Venture capitalists like Lee are behind an increasing number of funds bankrolling the country’s AI start-ups. China’s AI industry has attracted the most financing, accounting for 60 per cent of all global AI investment from 2013 to the first quarter of 2018, according to a July report by Tsinghua University.
Zhang Mo, a former engineer at Microsoft, IBM and Huawei Technologies, is one of many entrepreneurs returning to China to tackle AI. After completing a master’s degree in innovation in Singapore, she decided to start an AI venture in China and named it Moshanghua, after a Chinese poem that alludes to the return of loved ones – “flowers are in bloom on your way back”.
“China has an immense and fast-growing AI market,” she said at her office, which sits in the centre of Zhongguancun, a technology hub in Haidian District, Beijing. “An increasing number of overseas graduates are now coming back, and are clustering in companies to work alongside their smarter peers [in AI].”
The Tsinghua report said China has about 8.9 per cent of the world’s total AI talent pool, compared with 13.9 per cent for the US, but it also finds that the country only has one fifth of the very ‘top-tier talent’ the US has. And the jury is out over academic research, with some observers noting a growth spurt in China while others still say the US has the lead in high quality papers and innovation.
An Hui, director of Information Industry Research Institute at CCID Wise, a think tank under the Ministry of Industry and Information Technology (MIIT) in China, and chief secretary of the China-based non-for-profit Artificial Intelligence Innovation Alliance, cautions against blind optimism and hype.
“Despite development, the gap between China and the US is still a far cry in terms of in-depth applications, such as identification of micro-expressions under computer vision or hardware-related ones, so we’d better keep our cool,” An said.
China also has to watch against repetitive efforts to develop the same AI applications, according to An. “Because it’s a vast market, players tend to develop on their own and take up a certain chunk of market share,” he said. “Innovation needs overall guidance, instead of letting it run its own course.”
National rivalries in AI must be put aside, An said, echoing Liu He’s remarks in Shanghai last month and the views of senior executives from US technology giant Google who also attended WAIC.

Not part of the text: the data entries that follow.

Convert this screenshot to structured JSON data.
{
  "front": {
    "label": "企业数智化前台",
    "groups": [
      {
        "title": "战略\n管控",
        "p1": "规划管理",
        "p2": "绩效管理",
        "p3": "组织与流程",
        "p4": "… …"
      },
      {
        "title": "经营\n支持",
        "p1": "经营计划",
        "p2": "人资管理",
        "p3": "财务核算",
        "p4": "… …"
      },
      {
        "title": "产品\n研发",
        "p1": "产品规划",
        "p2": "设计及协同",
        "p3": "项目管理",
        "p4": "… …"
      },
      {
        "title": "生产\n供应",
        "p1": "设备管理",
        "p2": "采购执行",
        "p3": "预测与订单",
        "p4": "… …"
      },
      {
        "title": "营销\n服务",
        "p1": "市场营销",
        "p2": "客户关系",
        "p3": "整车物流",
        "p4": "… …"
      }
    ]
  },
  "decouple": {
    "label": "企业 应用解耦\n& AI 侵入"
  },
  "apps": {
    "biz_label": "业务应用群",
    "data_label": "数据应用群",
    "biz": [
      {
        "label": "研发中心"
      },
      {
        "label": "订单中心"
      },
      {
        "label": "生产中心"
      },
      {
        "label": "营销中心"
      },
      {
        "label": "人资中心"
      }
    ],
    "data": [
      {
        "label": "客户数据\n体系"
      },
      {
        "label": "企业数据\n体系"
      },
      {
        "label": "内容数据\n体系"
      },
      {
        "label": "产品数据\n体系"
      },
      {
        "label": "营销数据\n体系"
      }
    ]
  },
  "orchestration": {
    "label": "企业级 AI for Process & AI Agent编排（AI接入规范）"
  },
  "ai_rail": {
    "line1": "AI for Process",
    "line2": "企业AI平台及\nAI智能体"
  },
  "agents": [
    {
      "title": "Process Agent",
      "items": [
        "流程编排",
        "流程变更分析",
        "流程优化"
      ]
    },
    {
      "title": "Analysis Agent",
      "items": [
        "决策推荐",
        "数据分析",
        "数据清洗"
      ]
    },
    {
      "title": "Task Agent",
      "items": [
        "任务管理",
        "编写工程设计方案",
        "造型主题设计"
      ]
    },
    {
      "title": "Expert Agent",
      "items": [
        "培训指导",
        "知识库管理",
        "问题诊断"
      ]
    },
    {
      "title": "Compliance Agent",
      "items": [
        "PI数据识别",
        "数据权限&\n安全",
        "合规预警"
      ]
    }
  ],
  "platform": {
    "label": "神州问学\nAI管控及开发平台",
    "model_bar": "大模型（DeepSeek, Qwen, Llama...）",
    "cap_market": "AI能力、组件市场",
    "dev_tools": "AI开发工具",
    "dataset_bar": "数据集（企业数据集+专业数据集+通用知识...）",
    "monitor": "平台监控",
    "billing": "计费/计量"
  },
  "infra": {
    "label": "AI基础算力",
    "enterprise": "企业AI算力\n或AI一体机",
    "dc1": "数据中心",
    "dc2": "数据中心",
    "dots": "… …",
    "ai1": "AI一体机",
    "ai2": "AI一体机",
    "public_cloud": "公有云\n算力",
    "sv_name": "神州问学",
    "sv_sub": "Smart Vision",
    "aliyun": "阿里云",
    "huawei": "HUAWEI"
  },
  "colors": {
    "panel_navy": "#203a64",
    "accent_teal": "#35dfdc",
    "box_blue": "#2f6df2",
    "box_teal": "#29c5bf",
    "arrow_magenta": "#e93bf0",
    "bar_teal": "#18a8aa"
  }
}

For example, Lily Peng, product manager of Google AI’s medical imaging team, said she hopes companies from the US and China can work together to develop algorithms that can be applied to both populations, taking account of genetic differences and other diverse factors.
“AI is borderless, whether it’s research, investment or industry collaboration,” said An. “Mentioning the US in our [China’s] AI development plans does not mean it’s a direct rival – instead, we must learn from the US, from each other.”